Stuttgart (dpa/lsw) - Nach der angekündigten weiteren Corona-Zwangspause für die wenigen noch geöffneten Weihnachtsmärkte fordern die baden-württembergischen Schausteller finanzielle Hilfen, um durch den Winter zu kommen. Die meisten Weihnachtsmärkte seien erst kurz vor Beginn oder sogar während der offenen Phase abgesagt worden. «Die Vorlaufkosten müssen wir wieder reinholen, außerdem geht es um entgangene Erträge», sagte der Chef des Schaustellerverbands im Südwesten, Mark Roschmann, am Dienstag in Stuttgart. «Zum Teil waren die Fritteusen schon gefüllt und der Glühwein stand bereit. Da sind tonnenweise Lebensmittel und Material im Müll gelandet.»

Weihnachtsmarkt
Besucher eines Weihnachtsmarktes stehen an einem Verkaufsstand für Christbaumschmuck. Foto: Moritz Frankenberg/dpa/Symbolbild
Stuttgart.

Der Stuttgarter Weihnachtsmarkt war erst zwei Tage vor Beginn aus Angst vor den steigenden Ansteckungszahlen abgesagt worden. Zuletzt waren unter anderem auch die Märkte in Freiburg und Pforzheim vorzeitig beendet worden.

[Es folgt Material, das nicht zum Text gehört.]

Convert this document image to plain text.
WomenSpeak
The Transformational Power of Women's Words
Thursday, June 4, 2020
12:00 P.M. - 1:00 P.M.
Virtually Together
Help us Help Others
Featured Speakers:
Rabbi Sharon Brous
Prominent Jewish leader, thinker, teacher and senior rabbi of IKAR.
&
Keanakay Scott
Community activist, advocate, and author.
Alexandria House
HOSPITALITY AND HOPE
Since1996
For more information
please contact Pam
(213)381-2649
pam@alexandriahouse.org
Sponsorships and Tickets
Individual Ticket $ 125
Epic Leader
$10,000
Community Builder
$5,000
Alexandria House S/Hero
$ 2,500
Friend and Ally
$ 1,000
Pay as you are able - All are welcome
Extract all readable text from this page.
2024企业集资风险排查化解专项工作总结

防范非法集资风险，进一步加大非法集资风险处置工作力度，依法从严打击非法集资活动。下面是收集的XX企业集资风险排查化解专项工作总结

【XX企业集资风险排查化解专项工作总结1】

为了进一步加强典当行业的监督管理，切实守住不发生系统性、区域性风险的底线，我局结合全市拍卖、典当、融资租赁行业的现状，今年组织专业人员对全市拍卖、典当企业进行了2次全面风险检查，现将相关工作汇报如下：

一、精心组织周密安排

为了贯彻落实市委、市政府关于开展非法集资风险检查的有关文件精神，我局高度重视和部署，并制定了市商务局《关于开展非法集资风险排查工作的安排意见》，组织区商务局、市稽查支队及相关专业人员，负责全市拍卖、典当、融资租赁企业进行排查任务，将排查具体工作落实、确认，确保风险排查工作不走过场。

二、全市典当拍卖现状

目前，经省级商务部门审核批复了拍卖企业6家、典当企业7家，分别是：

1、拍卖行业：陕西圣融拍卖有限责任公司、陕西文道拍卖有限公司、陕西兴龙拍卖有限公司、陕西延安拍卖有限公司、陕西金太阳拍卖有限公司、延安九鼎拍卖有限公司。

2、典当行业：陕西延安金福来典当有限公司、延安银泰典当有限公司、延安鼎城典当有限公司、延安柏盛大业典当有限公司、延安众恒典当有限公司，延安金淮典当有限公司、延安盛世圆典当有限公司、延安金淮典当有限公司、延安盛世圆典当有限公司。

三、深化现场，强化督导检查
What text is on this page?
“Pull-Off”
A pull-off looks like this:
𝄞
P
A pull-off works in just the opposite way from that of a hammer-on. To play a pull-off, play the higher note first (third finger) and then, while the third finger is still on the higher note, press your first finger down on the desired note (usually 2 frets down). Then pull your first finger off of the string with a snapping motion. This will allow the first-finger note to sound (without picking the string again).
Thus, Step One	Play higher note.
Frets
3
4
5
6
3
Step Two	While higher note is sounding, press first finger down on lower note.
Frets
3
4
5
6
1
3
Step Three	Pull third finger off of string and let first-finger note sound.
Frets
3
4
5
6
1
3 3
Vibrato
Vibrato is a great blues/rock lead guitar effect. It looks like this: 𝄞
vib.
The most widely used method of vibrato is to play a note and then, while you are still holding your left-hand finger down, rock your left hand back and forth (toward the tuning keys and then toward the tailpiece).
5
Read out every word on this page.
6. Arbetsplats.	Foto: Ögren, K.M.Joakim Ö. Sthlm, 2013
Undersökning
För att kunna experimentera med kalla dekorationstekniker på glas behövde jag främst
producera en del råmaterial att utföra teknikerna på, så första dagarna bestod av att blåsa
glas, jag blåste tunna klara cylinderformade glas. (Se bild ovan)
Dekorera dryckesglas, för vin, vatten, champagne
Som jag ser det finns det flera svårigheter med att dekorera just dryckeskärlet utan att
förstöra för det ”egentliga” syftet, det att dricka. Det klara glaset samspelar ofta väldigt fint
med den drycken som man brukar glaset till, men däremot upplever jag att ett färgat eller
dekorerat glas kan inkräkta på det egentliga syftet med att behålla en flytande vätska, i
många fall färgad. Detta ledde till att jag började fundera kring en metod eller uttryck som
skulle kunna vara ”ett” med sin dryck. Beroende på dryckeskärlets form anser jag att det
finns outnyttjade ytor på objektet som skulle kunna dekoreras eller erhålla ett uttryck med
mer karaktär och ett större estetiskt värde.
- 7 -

Roschmann betonte, die Branche finanziere das weitgehend veranstaltungsfreie erste Quartal eines Jahres mit den Erträgen aus den Weihnachtsmärkten. «Deshalb brauchen wir entweder einen 100-prozentigen Ausgleich in Höhe des Umsatzes aus der Vergleichszeit 2019 oder finanzielle Hilfen analog zu den November- und Dezember-Hilfen des vergangenen Jahres», sagte er.

Zuvor hatte auch der Präsident des Landesverbands Schausteller und Marktkaufleute (LSM) Baden-Württemberg, Werner Burgmeier, Mittel und Hilfen von Bund, Land und Kommunen gefordert. Allerdings ist unklar, wer solche zusätzlichen Hilfsgelder zahlen könnte.

Ministerpräsident Winfried Kretschmann (Grüne) hatte am Dienstag angesichts der sich zuspitzenden Corona-Lage eine scharfe Einschränkung öffentlicher Veranstaltungen angekündigt. Das betreffe auch Weihnachtsmärkte. Die neue Verordnung soll in den kommenden Tagen in Kraft treten.